None of that is expressed in words, although given the extended silence and the pensive expression something was reflected upon. And it wasn't the same distant eyed stare at the wall look she gets when traveling the path of memories.
Abigail is not a mind reader and therefore can't figure out what's passing through Cat's prolific mind. She can only clean up and hand the woman the rest of the stout with a quiet look. "Did you succeed?"
She chooses not to debate Abby on the question of faith. Like that eternal conundrum of creators and creation, it'd be infinite. Abby's done the practical thing. Pick a story and get on with life. The question draws her out of thoughtscape, prompting Cat to reply with a question. "How much do you want to know?"
It wasn't so much pick a story and stick with it. It has a great deal to do with how you're raised. Cat was raised to believe in science, and that her gift is genetic, that perfect memory. Abigail was raised to believe it was God in his infinite wisdom that saw fit to bless the teenager with a precious and vital gift. It was her upbringing that instilled that mental block that keeps her from just doing it. She's also long since learned that fuck whatever anyone else thinks, it's what she thinks that counts because it's what she does that lets it work. As with all things in her life, God must get his due. "Just tell me if you succeeded or not. I don't need to know more than that."
"Inconclusive," Cat tells her. "We raided, we saw people leaving the prison, then we were… scattered." Weirdly and suddenly. "So I'm regrouping, collecting information and locating people as I did at the end of January. Moab is a mess, that much is very certain."
Abby nods, licking her lips and casting a glance around. "You're the first that's surfaced. I've been worrying myself sick, I was about to start calling. If anyone needs me have them just…" Call? show up at work? "Send them to the Ferrymen and have someone find me and follow the protocols. If I don't know where you guys are, I can't bring them to you and I can't be arrested for knowing where you are and not turning you in."
"We'll be in touch," Cat assures her. Her eyes close again for a moment, and there's that sign again, the markings on the road. She lets out a quiet chuckle. "Would you believe I've been in three places at once, Abby?"
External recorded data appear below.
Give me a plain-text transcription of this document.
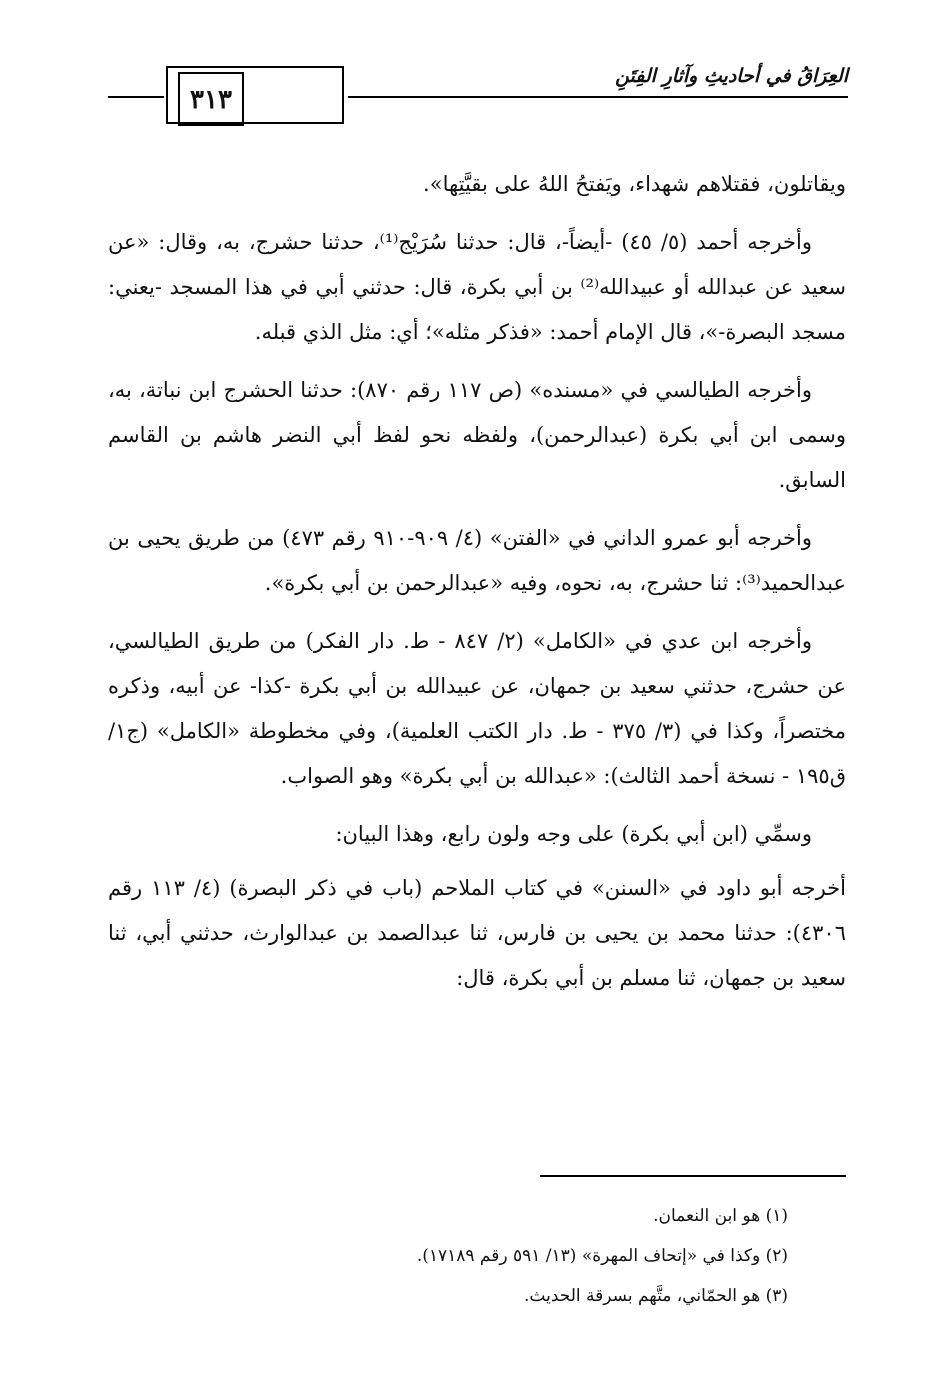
٣١٣
العِرَاقُ في أحاديثِ وآثارِ الفِتَنِ

ويقاتلون، فقتلاهم شهداء، ويَفتحُ اللهُ على بقيَّتِها».

وأخرجه أحمد (٥/ ٤٥) -أيضاً-، قال: حدثنا سُرَيْج⁽¹⁾، حدثنا حشرج، به، وقال: «عن سعيد عن عبدالله أو عبيدالله⁽²⁾ بن أبي بكرة، قال: حدثني أبي في هذا المسجد -يعني: مسجد البصرة-»، قال الإمام أحمد: «فذكر مثله»؛ أي: مثل الذي قبله.

وأخرجه الطيالسي في «مسنده» (ص ١١٧ رقم ٨٧٠): حدثنا الحشرج ابن نباتة، به، وسمى ابن أبي بكرة (عبدالرحمن)، ولفظه نحو لفظ أبي النضر هاشم بن القاسم السابق.

وأخرجه أبو عمرو الداني في «الفتن» (٤/ ٩٠٩-٩١٠ رقم ٤٧٣) من طريق يحيى بن عبدالحميد⁽³⁾: ثنا حشرج، به، نحوه، وفيه «عبدالرحمن بن أبي بكرة».

وأخرجه ابن عدي في «الكامل» (٢/ ٨٤٧ - ط. دار الفكر) من طريق الطيالسي، عن حشرج، حدثني سعيد بن جمهان، عن عبيدالله بن أبي بكرة -كذا- عن أبيه، وذكره مختصراً، وكذا في (٣/ ٣٧٥ - ط. دار الكتب العلمية)، وفي مخطوطة «الكامل» (ج١/ ق١٩٥ - نسخة أحمد الثالث): «عبدالله بن أبي بكرة» وهو الصواب.

وسمِّي (ابن أبي بكرة) على وجه ولون رابع، وهذا البيان:

أخرجه أبو داود في «السنن» في كتاب الملاحم (باب في ذكر البصرة) (٤/ ١١٣ رقم ٤٣٠٦): حدثنا محمد بن يحيى بن فارس، ثنا عبدالصمد بن عبدالوارث، حدثني أبي، ثنا سعيد بن جمهان، ثنا مسلم بن أبي بكرة، قال:

(١) هو ابن النعمان.
(٢) وكذا في «إتحاف المهرة» (١٣/ ٥٩١ رقم ١٧١٨٩).
(٣) هو الحمّاني، متَّهم بسرقة الحديث.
"I can believe a lot of things, Cat." Abby answers back, reaching over to touch the woman's hand. Voluntarily. "You going to be okay?" The last is spoken softly, worry tinging her voice, coloring her eyes.
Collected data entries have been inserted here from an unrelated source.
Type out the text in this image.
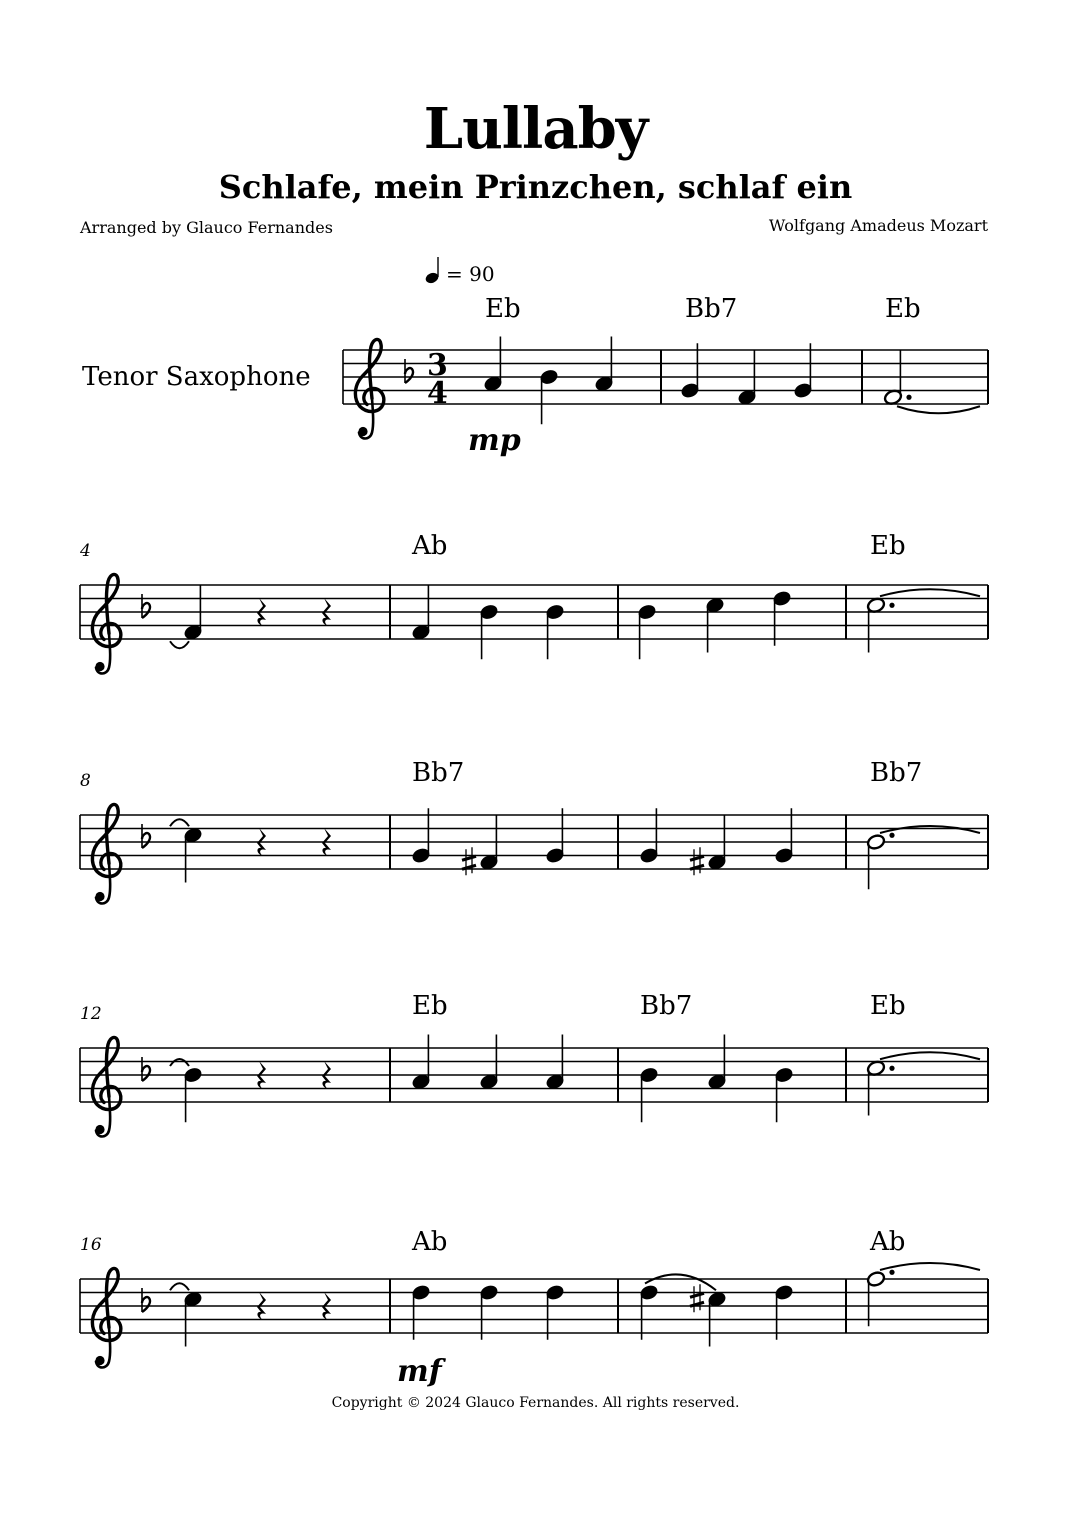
Lullaby
Schlafe, mein Prinzchen, schlaf ein
Arranged by Glauco Fernandes	Wolfgang Amadeus Mozart
Copyright © 2024 Glauco Fernandes. All rights reserved.
3
4
Eb	Bb7	Eb
4	Ab	Eb
8	Bb7	Bb7
12	Eb	Bb7	Eb
16	Ab	Ab
= 90
Tenor Saxophone
mp
mf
The touch isn't avoided. "I'm all good, Abby," Cat answers. "You know, it's true. The plains states are mostly prairie grass, flat and green at this time of year, visibility for miles and miles and miles. There's a spot in Colorado, Kansas, and Nebraska where the three states meet." Just what this has to do with the Moab operation she isn't saying. The guitar case is slipped over her left shoulder and carried there now, just because she can. Her right hand collects the baggie with the bandages and bloodied materials, the bullet too; she stuffs them into the front of her pants. Then she picks up the pint of stout and resumes drinking it. When it's done she sets the empty glass down.
"Thank you again, Abby. Have some protein, treat yourself to a nice thick steak on the house after work. Or during work." Then she exits. People to find, places to be, mysterious scattering to figure out.